Стратегия Византийской империи - Эдвард Люттвак
Шрифт:
Интервал:
Закладка:
Переворот юстинианова переворота: победа и чума
Флавий Пётр Савватий Юстиниан, Юстиниан I, Юстиниан Великий, «святой благоверный царь Юстиниан», как его величают в Православной Церкви, родился в семье крестьянина в местечке Таврисия (в нынешней Македонии), но без особых затруднений взошёл на престол, прослужив долгое время в качестве помощника, заместителя, соправителя и, наконец, действительного правителя вместо его дяди Юстина I (518–527 гг.).
Когда Юстиниан был официально возведён на трон в 527 г., прошло семьдесят семь лет после окончания правления Феодосия II, и к тому времени его стратегические инновации были усвоены, упрочены и получили законный статус, что привело к отрадным результатам.
Империя была теперь куда сильнее, чем в 450 г., но она всё ещё нуждалась в Длинной стене и в Феодосиевой стене для защиты Константинополя: не от полномасштабных вторжений, а скорее от разбойничьих набегов из-за Дуная, а также от грабителей и мародёров.

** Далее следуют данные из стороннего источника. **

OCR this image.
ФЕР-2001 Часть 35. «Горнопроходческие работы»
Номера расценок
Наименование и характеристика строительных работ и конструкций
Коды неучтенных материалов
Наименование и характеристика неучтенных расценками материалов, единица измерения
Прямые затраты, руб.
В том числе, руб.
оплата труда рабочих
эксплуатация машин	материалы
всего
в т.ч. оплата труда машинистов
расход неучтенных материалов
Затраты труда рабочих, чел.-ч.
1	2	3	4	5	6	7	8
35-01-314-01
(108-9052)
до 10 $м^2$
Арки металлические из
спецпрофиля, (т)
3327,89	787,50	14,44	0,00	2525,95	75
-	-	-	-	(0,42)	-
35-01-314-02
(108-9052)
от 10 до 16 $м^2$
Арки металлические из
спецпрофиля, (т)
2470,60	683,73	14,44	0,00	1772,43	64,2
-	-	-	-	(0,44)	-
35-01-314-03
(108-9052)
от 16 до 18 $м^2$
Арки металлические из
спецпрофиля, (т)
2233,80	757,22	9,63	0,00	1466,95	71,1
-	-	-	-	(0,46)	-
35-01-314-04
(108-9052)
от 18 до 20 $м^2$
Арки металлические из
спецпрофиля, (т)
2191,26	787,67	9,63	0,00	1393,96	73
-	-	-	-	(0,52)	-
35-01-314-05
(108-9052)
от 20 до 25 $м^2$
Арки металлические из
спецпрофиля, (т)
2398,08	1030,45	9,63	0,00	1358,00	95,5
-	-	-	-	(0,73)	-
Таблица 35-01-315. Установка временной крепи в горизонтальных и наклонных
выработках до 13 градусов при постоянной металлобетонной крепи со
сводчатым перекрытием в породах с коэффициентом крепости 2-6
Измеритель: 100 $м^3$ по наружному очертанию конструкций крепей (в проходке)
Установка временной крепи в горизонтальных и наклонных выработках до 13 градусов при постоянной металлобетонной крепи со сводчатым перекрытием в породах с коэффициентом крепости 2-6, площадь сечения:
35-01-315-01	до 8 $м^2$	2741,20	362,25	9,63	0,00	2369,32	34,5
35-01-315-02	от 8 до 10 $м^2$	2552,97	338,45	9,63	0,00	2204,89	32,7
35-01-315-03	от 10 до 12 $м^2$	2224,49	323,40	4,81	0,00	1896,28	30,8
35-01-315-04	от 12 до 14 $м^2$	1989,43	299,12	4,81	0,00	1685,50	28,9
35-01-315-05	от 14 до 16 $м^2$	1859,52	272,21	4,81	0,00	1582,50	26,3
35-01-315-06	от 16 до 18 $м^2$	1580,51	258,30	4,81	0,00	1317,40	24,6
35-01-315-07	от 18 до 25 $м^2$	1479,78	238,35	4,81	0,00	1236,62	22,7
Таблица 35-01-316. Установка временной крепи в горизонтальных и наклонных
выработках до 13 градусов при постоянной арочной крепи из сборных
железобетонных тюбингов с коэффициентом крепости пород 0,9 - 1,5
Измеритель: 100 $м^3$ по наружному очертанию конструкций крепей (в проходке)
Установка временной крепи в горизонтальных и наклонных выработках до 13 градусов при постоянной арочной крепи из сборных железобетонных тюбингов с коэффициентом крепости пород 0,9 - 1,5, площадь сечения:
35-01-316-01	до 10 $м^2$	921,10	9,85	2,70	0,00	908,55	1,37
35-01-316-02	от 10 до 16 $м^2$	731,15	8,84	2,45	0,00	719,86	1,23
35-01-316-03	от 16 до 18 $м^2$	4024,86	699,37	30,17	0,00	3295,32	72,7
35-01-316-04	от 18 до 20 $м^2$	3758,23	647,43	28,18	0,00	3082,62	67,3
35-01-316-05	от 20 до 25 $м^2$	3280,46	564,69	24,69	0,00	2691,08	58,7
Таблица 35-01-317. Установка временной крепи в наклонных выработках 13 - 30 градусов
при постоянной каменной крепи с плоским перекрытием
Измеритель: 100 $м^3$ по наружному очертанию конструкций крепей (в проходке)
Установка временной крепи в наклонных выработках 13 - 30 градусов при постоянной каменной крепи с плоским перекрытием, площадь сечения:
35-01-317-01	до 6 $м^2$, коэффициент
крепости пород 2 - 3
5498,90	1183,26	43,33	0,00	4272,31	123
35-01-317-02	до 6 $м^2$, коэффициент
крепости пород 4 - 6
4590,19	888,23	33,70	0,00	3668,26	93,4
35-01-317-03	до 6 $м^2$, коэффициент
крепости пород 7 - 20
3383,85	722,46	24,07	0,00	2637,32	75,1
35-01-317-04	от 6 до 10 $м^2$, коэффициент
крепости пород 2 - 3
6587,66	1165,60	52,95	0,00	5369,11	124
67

Как и с самого начала своего существования в третьем веке, персидская Сасанидская империя оставалась постоянной стратегической угрозой, которая не ослабевала ни благодаря взаимному уважению, ни благодаря частым переговорам и договорам, включая «Вечный» мир от 532 г. Постоянная бдительность и готовность быстро развернуть подкрепления всегда была необходима, хотя зачастую и недостаточна, чтобы сдерживать Сасанидскую державу на Кавказе, в спорной Армении и вплоть до Южной Сирии.
С другой стороны, никакой враждебной державы на севере больше не было: ни к югу от Дуная, ни к северу от него, тогда как за Адриатикой Остготское королевство в Италии желало лишь поддерживать добрые отношения с империей, а часть его элиты хотела воссоединения с империей. Вандалы и аланы, завоевавшие Африку веком ранее, всё ещё были там, но уже не грозили Египту морскими экспедициями. Что же касается опасностей из великой Евразийской степи, то ближайшими воинственными кочевниками были тюрки-кутригуры, обитавшие на территории нынешней Украины[139], но они представляли собою скорее неудобство, а не неодолимую силу, каковой были в своё время гунны Аттилы.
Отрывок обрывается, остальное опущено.